The second concern is that it’s improbable for minimal or no safety measures to be implemented, making it odd to set this as a key baseline scenario. This belief is supported by substantial evidence indicating that safety precautions are likely to be taken. For instance:
Most of the major AGI labs are investing quite substantially in safety (e.g. OpenAI committing some substantial fraction of its compute budget, a large fraction of Anthropic’s research staff seems dedicated to safety, etc.)
We have received quite a substantial amount of concrete empirical evidence that safety-enhancing innovations are important for unlocking the economic value from AI systems (e.g. RLHF, constitutional AI, etc.)
It seems a priori very likely that alignment is important for unlocking the economic value from AI, because this effectively increases the range of tasks that AI systems can do without substantial human oversight, which is necessary for deriving value from automation
Major governments are interested in AI safety (e.g. the UK’s AI Safety Summit, the White House’s securing commitments around AI safety from AGI labs)
Maybe they think that safety measures taken in a world in which we observe this type of evidence will fall far short from what is neeeded. However, it’s somewhat puzzling be confident enough in this to label it as the ‘default’ scenario at this point.
I take it as a kind of “what do known incentives do and neglect to do” ---- when I say “default” I mean “without philanthropic pressure” or “well-aligned with making someone rich”. Of course, a lot of this depends on my background understanding of public-private partnerships through the history of innovation (something I’m liable to be wrong about).
The standard venn diagram of focused research organizations https://fas.org/publication/focused-research-organizations-a-new-model-for-scientific-research/ gives a more detailed view along the same lines, less clumsy, but still the point is “there are blindspots that we don’t know how to incentivize”.
It’s certainly true that many parts of almost every characterization/definition of “alignment” can simply be offloaded to capitalism, but I think there are a bajillion reasonable and defensible views about which parts those are, if they’re hard, they may be discovered in an inconvenient order, etc.
Well, sure, but if there a way to avoid the doom, then why after 20 years has no one published the plan for how to do it that doesn’t resemble a speculative research project of the type you try when you clearly don’t understand the problem and that doesn’t resemble the vague output of a politician writing about a sensitive issue?
There’s no need for anyone to offer a precise plan for how we can avoid doom.
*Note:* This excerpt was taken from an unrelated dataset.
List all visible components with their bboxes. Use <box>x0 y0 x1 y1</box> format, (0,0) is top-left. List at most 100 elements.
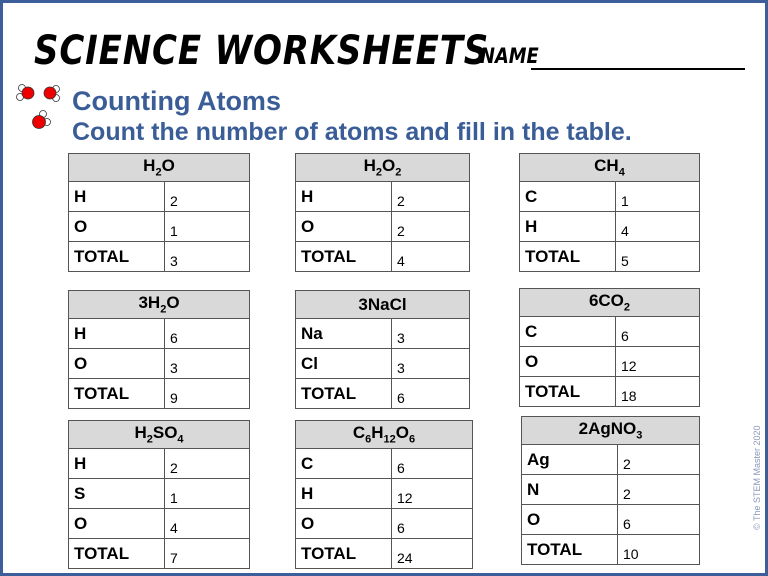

That would be nice, but unnecessary. I interpreted Tamay as saying that the “default” outcomes that people contemplate are improbable to begin with. If the so-called default scenario will not happen, then it’s unclear to me why we need to have a specific plan for how to avoid doom. Humanity will just avoid doom in the way we always have: trudging through until we get out alive. No one had a realistic, detailed plan for how we’d survive the 20th century unscathed by nuclear catastrophe, and yet we did anyway.
I’m curious about your “to begin with”: do you interpret Tamay as saying that doom is improbable even if little-to-no measures are taken to address AI safety?
While I agree that slogans like “doom is the default” should not take over the discussion in favour of actual engagement, it doesn’t appear that your problem is with the specific phrasing but rather with the content behind this statement.